Justin Francis Self-Portrait

Saturday, May 5, 2007

Love Your self In Python

When I was using Java, I always insisted on making the this reference explicit when referring to an attribute or method within the same class. I think it always makes the code clearer because there is never any doubt about where an identifier is coming from; either it is a temp or argument or there will be a this in front of it, in which case it is an attribute or method.

The habit of placing this in Java code even where it was not required certainly eased my transition to Python. In Python, self is the explicit first parameter to every method, and must be used whenever accessing methods or attributes of the object. I have often heard people complain about this, but it is one of the things I love about Python.

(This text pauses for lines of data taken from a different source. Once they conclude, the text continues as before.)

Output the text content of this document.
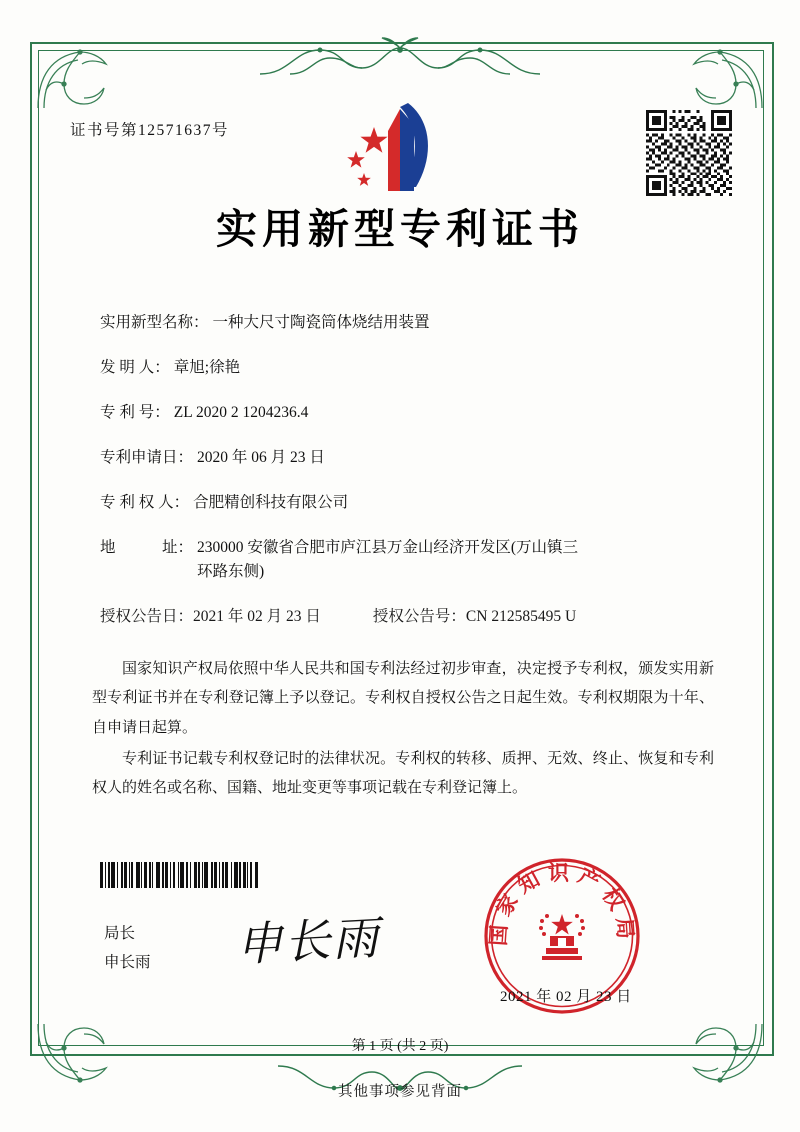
证书号第12571637号
实用新型专利证书
实用新型名称： 一种大尺寸陶瓷筒体烧结用装置
发 明 人： 章旭;徐艳
专 利 号： ZL 2020 2 1204236.4
专利申请日： 2020 年 06 月 23 日
专 利 权 人： 合肥精创科技有限公司
地　　　址： 230000 安徽省合肥市庐江县万金山经济开发区(万山镇三
环路东侧)
授权公告日：2021 年 02 月 23 日	授权公告号：CN 212585495 U

国家知识产权局依照中华人民共和国专利法经过初步审查，决定授予专利权，颁发实用新型专利证书并在专利登记簿上予以登记。专利权自授权公告之日起生效。专利权期限为十年、自申请日起算。

专利证书记载专利权登记时的法律状况。专利权的转移、质押、无效、终止、恢复和专利权人的姓名或名称、国籍、地址变更等事项记载在专利登记簿上。

局长
申长雨 申长雨	国家知识产权局
2021 年 02 月 23 日
第 1 页 (共 2 页)
其他事项参见背面
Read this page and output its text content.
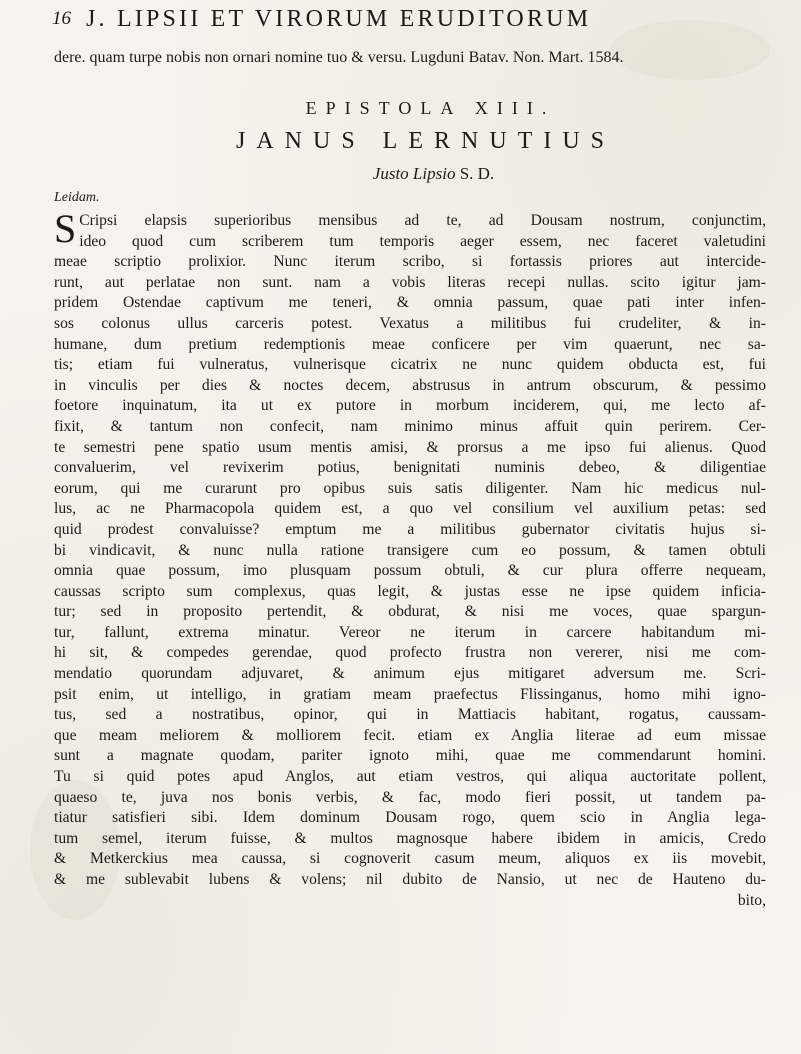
16 J. LIPSII ET VIRORUM ERUDITORUM
dere. quam turpe nobis non ornari nomine tuo & versu. Lugduni Batav. Non. Mart. 1584.
EPISTOLA XIII.
JANUS LERNUTIUS
Justo Lipsio S. D.
Leidam.
S Cripsi elapsis superioribus mensibus ad te, ad Dousam nostrum, conjunctim,
ideo quod cum scriberem tum temporis aeger essem, nec faceret valetudini
meae scriptio prolixior. Nunc iterum scribo, si fortassis priores aut intercide-
runt, aut perlatae non sunt. nam a vobis literas recepi nullas. scito igitur jam-
pridem Ostendae captivum me teneri, & omnia passum, quae pati inter infen-
sos colonus ullus carceris potest. Vexatus a militibus fui crudeliter, & in-
humane, dum pretium redemptionis meae conficere per vim quaerunt, nec sa-
tis; etiam fui vulneratus, vulnerisque cicatrix ne nunc quidem obducta est, fui
in vinculis per dies & noctes decem, abstrusus in antrum obscurum, & pessimo
foetore inquinatum, ita ut ex putore in morbum inciderem, qui, me lecto af-
fixit, & tantum non confecit, nam minimo minus affuit quin perirem. Cer-
te semestri pene spatio usum mentis amisi, & prorsus a me ipso fui alienus. Quod
convaluerim, vel revixerim potius, benignitati numinis debeo, & diligentiae
eorum, qui me curarunt pro opibus suis satis diligenter. Nam hic medicus nul-
lus, ac ne Pharmacopola quidem est, a quo vel consilium vel auxilium petas: sed
quid prodest convaluisse? emptum me a militibus gubernator civitatis hujus si-
bi vindicavit, & nunc nulla ratione transigere cum eo possum, & tamen obtuli
omnia quae possum, imo plusquam possum obtuli, & cur plura offerre nequeam,
caussas scripto sum complexus, quas legit, & justas esse ne ipse quidem inficia-
tur; sed in proposito pertendit, & obdurat, & nisi me voces, quae spargun-
tur, fallunt, extrema minatur. Vereor ne iterum in carcere habitandum mi-
hi sit, & compedes gerendae, quod profecto frustra non vererer, nisi me com-
mendatio quorundam adjuvaret, & animum ejus mitigaret adversum me. Scri-
psit enim, ut intelligo, in gratiam meam praefectus Flissinganus, homo mihi igno-
tus, sed a nostratibus, opinor, qui in Mattiacis habitant, rogatus, caussam-
que meam meliorem & molliorem fecit. etiam ex Anglia literae ad eum missae
sunt a magnate quodam, pariter ignoto mihi, quae me commendarunt homini.
Tu si quid potes apud Anglos, aut etiam vestros, qui aliqua auctoritate pollent,
quaeso te, juva nos bonis verbis, & fac, modo fieri possit, ut tandem pa-
tiatur satisfieri sibi. Idem dominum Dousam rogo, quem scio in Anglia lega-
tum semel, iterum fuisse, & multos magnosque habere ibidem in amicis, Credo
& Metkerckius mea caussa, si cognoverit casum meum, aliquos ex iis movebit,
& me sublevabit lubens & volens; nil dubito de Nansio, ut nec de Hauteno du-
bito,
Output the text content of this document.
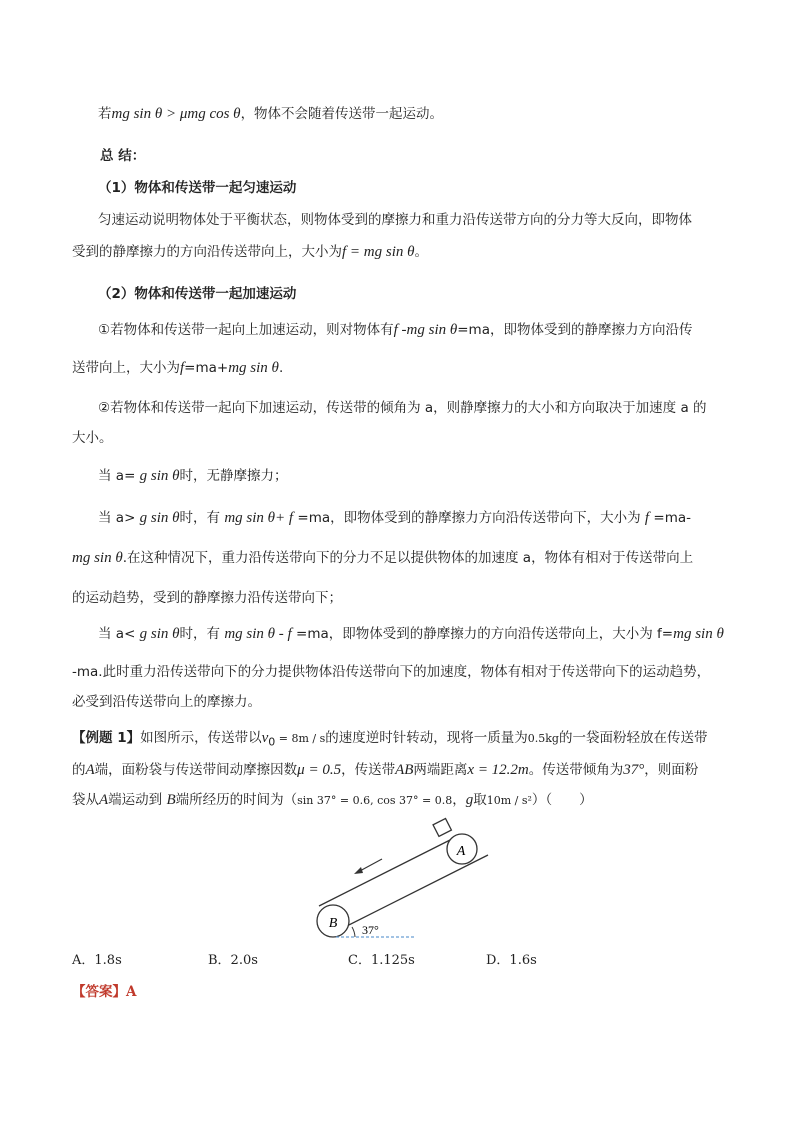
若mg sin θ > μmg cos θ，物体不会随着传送带一起运动。
总 结：
（1）物体和传送带一起匀速运动
匀速运动说明物体处于平衡状态，则物体受到的摩擦力和重力沿传送带方向的分力等大反向，即物体
受到的静摩擦力的方向沿传送带向上，大小为f = mg sin θ。
（2）物体和传送带一起加速运动
①若物体和传送带一起向上加速运动，则对物体有f -mg sin θ=ma，即物体受到的静摩擦力方向沿传
送带向上，大小为f=ma+mg sin θ.
②若物体和传送带一起向下加速运动，传送带的倾角为 a，则静摩擦力的大小和方向取决于加速度 a 的
大小。
当 a= g sin θ时，无静摩擦力；
当 a> g sin θ时，有 mg sin θ+ f =ma，即物体受到的静摩擦力方向沿传送带向下，大小为 f =ma-
mg sin θ.在这种情况下，重力沿传送带向下的分力不足以提供物体的加速度 a，物体有相对于传送带向上
的运动趋势，受到的静摩擦力沿传送带向下；
当 a< g sin θ时，有 mg sin θ - f =ma，即物体受到的静摩擦力的方向沿传送带向上，大小为 f=mg sin θ
-ma.此时重力沿传送带向下的分力提供物体沿传送带向下的加速度，物体有相对于传送带向下的运动趋势，
必受到沿传送带向上的摩擦力。
【例题 1】如图所示，传送带以$v_0 = 8m / s$的速度逆时针转动，现将一质量为0.5kg的一袋面粉轻放在传送带
的A端，面粉袋与传送带间动摩擦因数μ = 0.5，传送带AB两端距离x = 12.2m。传送带倾角为37°，则面粉
袋从A端运动到 B端所经历的时间为（sin 37° = 0.6, cos 37° = 0.8，g取10m / s²）（　　）
A
B 37°
A．1.8s	B．2.0s	C．1.125s	D．1.6s
【答案】A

In addition to the clarity described above, the explicit self as the first parameter to all methods unifies functions and methods in a way that is not done in other languages. Once you start thinking about methods as functions that take an object as their first argument, functions and methods become very similar. This encourages a dual interface that is used often in Python. This dual interface is one where you can use either a function or an object's method to do the same thing (like Python's re module).

For example, I find myself often writing code like this:

def get_table_sql(name, db):
return 'CREATE TABLE %s (%s)' % (name, get_column_sql(name))

class Table(DbObject):
def get_sql(self):
return get_table_sql(self.name, self.db)

Now, nothing prevents you from doing this in other languages, but I find that the explicit self goes a long way towards encouraging programmers to think about functions and methods in similar ways. And at the end of the day, your design is based more upon your frame of mind than the technological limitations of the language you are using.